Summary Recent unexpected discharges of steam, brine, or bitumen to the surface of oil sands resource developments suggest a gap in understanding of the subsurface fluid flow system in the Athabasca Oil Sands Region (AOSR) and a need to identify where such discharges might occur. These surface discharge events have common spatial and geochemical characteristics that we will attempt to frame in a context of identifying and managing the risks associated with vertical movement of fluids during oil sands resource development by mining or steam-assisted gravity drainage (SAGD).

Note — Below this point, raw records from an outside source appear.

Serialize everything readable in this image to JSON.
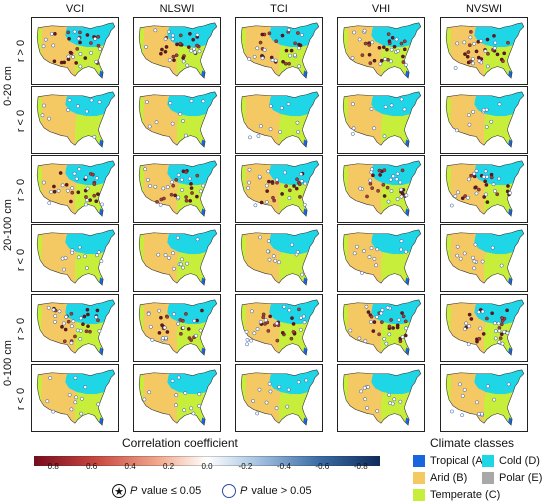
{
  "columns": [
    "VCI",
    "NLSWI",
    "TCI",
    "VHI",
    "NVSWI"
  ],
  "rows": [
    {
      "depth": "0-20 cm",
      "sign": "r > 0",
      "sig_dots": 22,
      "open_dots": 14
    },
    {
      "depth": "0-20 cm",
      "sign": "r < 0",
      "sig_dots": 0,
      "open_dots": 10
    },
    {
      "depth": "20-100 cm",
      "sign": "r > 0",
      "sig_dots": 18,
      "open_dots": 16
    },
    {
      "depth": "20-100 cm",
      "sign": "r < 0",
      "sig_dots": 0,
      "open_dots": 12
    },
    {
      "depth": "0-100 cm",
      "sign": "r > 0",
      "sig_dots": 20,
      "open_dots": 16
    },
    {
      "depth": "0-100 cm",
      "sign": "r < 0",
      "sig_dots": 0,
      "open_dots": 12
    }
  ],
  "depth_labels": [
    "0-20 cm",
    "20-100 cm",
    "0-100 cm"
  ],
  "colorbar": {
    "title": "Correlation coefficient",
    "ticks": [
      "0.8",
      "0.6",
      "0.4",
      "0.2",
      "0.0",
      "-0.2",
      "-0.4",
      "-0.6",
      "-0.8"
    ],
    "range": [
      0.9,
      -0.9
    ],
    "colors": [
      "#7a0a1c",
      "#c9473f",
      "#f2a98e",
      "#ffffff",
      "#a9c6e3",
      "#3d6ea8",
      "#0d2b5c"
    ]
  },
  "climate": {
    "title": "Climate classes",
    "classes": [
      {
        "label": "Tropical (A)",
        "color": "#1766e0"
      },
      {
        "label": "Cold (D)",
        "color": "#1fd6e6"
      },
      {
        "label": "Arid (B)",
        "color": "#f4c862"
      },
      {
        "label": "Polar (E)",
        "color": "#a8a8a8"
      },
      {
        "label": "Temperate (C)",
        "color": "#c6ee3a"
      }
    ]
  },
  "pvalue": {
    "sig_symbol": "★",
    "sig_label": "value ≤ 0.05",
    "nonsig_label": "value  >  0.05",
    "p": "P"
  }
}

Aqueous geochemistry and stable isotope ratios of McMurray Formation waters and dissolved sulfate can provide a leading indicator of upward groundwater flow from Devonian strata below the sub-Cretaceous unconformity. The highly localized nature of high-salinty fluids suggests that upward flow is occurring via karst conduits. Areas of upward groundwater flow across the sub-Cretaceous unconformity are spatially correlated with the partial dissolution edge of the Prairie Evaporite Formation and instances of unanticipated fluid discharge to ground surface. A risk assessment framework that incorporates the aqueous and stable isotope geochemistry of formation waters in the AOSR may help delineate vertical connectivity during the reservoir characterization process and decrease the probability of surface dischage incidents during oil sands development proximal to the Prairie evaporite partial dissolution edge.